Because of that, O’Connell and other parents have created a group called Citizens for Manchester Schools in an effort to push for more money in the school district.
“Our schools are drastically underfunded, and the budget process is broken and needs to be fixed… We wanted the debate to be broadened into how do we adequately fund our schools.”
The debate over the budget began back in May, when Superintendent Brennan requested at least 162 million dollars from the city. Brennan says that amount would maintain the same levels as the previous year, but didn’t take into account sorely needed technology upgrades.
Manchester Mayor Ted Gatsas came back with proposal of about 150 million. That would have been a 12 million dollar difference.
Then the talk of layoffs began.
The teachers’ union rejected the mayor’s proposal to cut healthcare benefits in order to keep their jobs.
Then the Aldermen and School Board added another four million to the budget. But the money was a one-time infusion and that didn’t sit well with everyone.
Mayor Gatsas cautioned against using money that can’t be used again next year. School Board committee member Chris Stewart agreed.

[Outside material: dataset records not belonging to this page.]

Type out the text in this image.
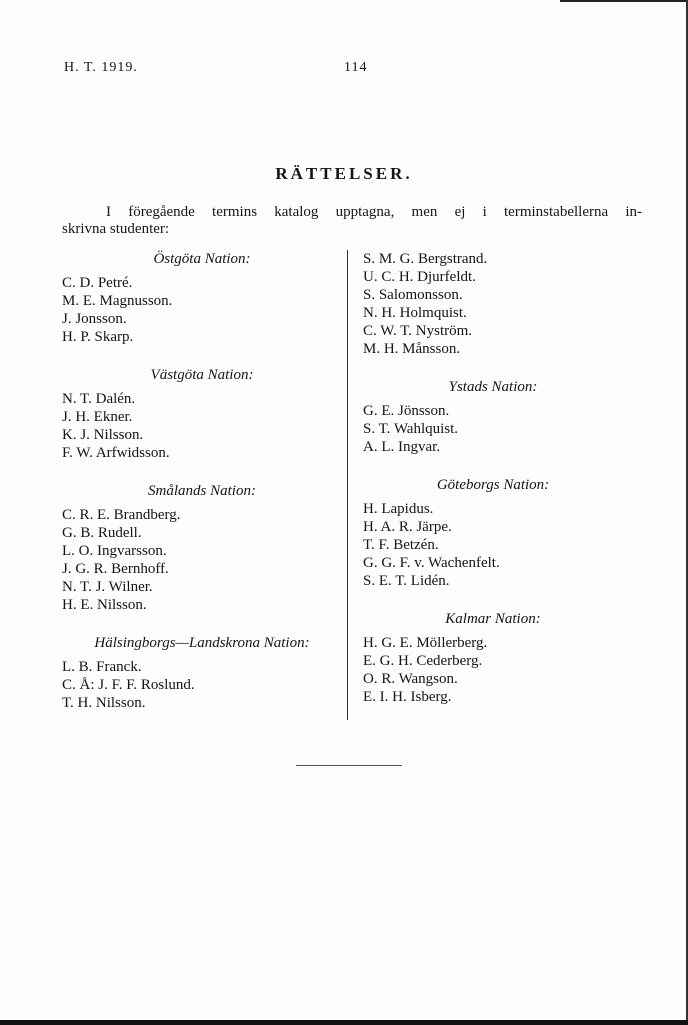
H. T. 1919.	114
RÄTTELSER.
I föregående termins katalog upptagna, men ej i terminstabellerna in-
skrivna studenter:
Östgöta Nation:
C. D. Petré.
M. E. Magnusson.
J. Jonsson.
H. P. Skarp.
Västgöta Nation:
N. T. Dalén.
J. H. Ekner.
K. J. Nilsson.
F. W. Arfwidsson.
Smålands Nation:
C. R. E. Brandberg.
G. B. Rudell.
L. O. Ingvarsson.
J. G. R. Bernhoff.
N. T. J. Wilner.
H. E. Nilsson.
Hälsingborgs—Landskrona Nation:
L. B. Franck.
C. Å: J. F. F. Roslund.
T. H. Nilsson.
S. M. G. Bergstrand.
U. C. H. Djurfeldt.
S. Salomonsson.
N. H. Holmquist.
C. W. T. Nyström.
M. H. Månsson.
Ystads Nation:
G. E. Jönsson.
S. T. Wahlquist.
A. L. Ingvar.
Göteborgs Nation:
H. Lapidus.
H. A. R. Järpe.
T. F. Betzén.
G. G. F. v. Wachenfelt.
S. E. T. Lidén.
Kalmar Nation:
H. G. E. Möllerberg.
E. G. H. Cederberg.
O. R. Wangson.
E. I. H. Isberg.
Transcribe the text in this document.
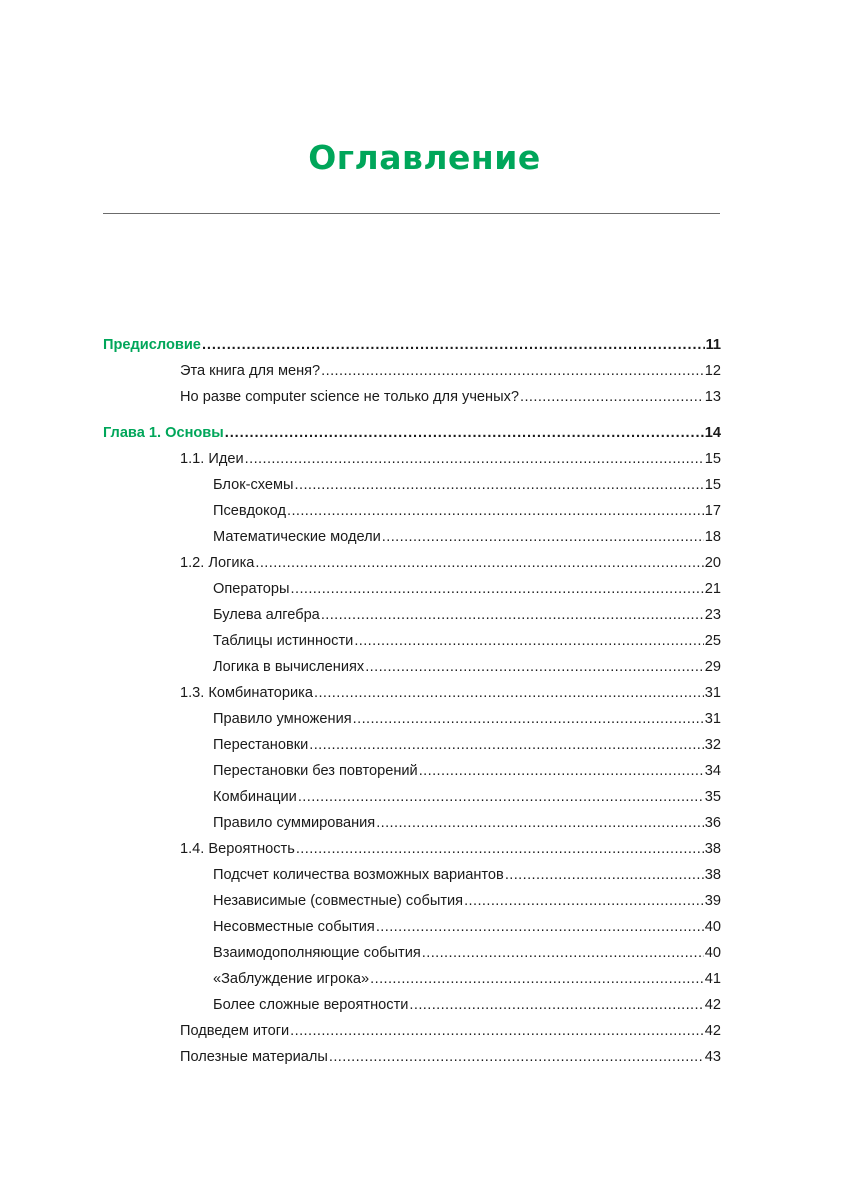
Оглавление
Предисловие .....	11
Эта книга для меня? .....	12
Но разве computer science не только для ученых? .....	13
Глава 1. Основы .....	14
1.1. Идеи .....	15
Блок-схемы .....	15
Псевдокод .....	17
Математические модели .....	18
1.2. Логика .....	20
Операторы .....	21
Булева алгебра .....	23
Таблицы истинности .....	25
Логика в вычислениях .....	29
1.3. Комбинаторика .....	31
Правило умножения .....	31
Перестановки .....	32
Перестановки без повторений .....	34
Комбинации .....	35
Правило суммирования .....	36
1.4. Вероятность .....	38
Подсчет количества возможных вариантов .....	38
Независимые (совместные) события .....	39
Несовместные события .....	40
Взаимодополняющие события .....	40
«Заблуждение игрока» .....	41
Более сложные вероятности .....	42
Подведем итоги .....	42
Полезные материалы .....	43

“We’ve spent the last 6 months in this chamber working really hard to do everything we possibly could right to crash land the airplane. And that’s what we’ve done. We’ve crash landed the airplane. And it’s been ugly and it’s been terrible, but this money is not real. And if we use it now, we’re gonna regret it tomorrow. We need a long term plan.”
Manchester got in this situation for a number of reasons. For starters, Manchester was already the second to lowest community in the state in per student spending. And Manchester’s school district gets up to 20% less tax money than other communities on average.
There were also a few things that made a bad situation worse. Automatic contract raises took effect for teachers. And federal stimulus money that had been used to keep teachers employed ran out.
Plus, Gatsas had expected another 20 million dollars from the state that never came through. That’s because, last year, lawmakers tinkered with the education funding formula. And some communities, like Manchester, got less money from state adequacy grants.
Moreover, this was the first school budget since the city’s tax cap had taken effect, further limiting what the city could contribute. Gatsas supports the cap and says just increasing taxes wouldn’t ultimately solve school funding problems.
“Well it really comes down to how much can the tax payer afford. At some point, someone has to keep them in mind… Increasing taxes does not resolve the problem.”
Parent Jim O’Connell says the debate between raising taxes and giving in to teacher benefit concessions is a false dichotomy. What he really wants to see is fundamental reform. And he may have that chance.
This summer the aldermen agreed to place a question on the ballot during this year’s primary vote in September, of whether or not to elect a city charter commission. If this vote passes, O’Connell says, Citizens for Manchester Schools will be actively looking for representation on that commission.
Talk has already begun over renegotiating teacher contracts and how to fix the budget process for next year. But for students and teachers who show up to class this week, they will do their best to work with the resources they still have.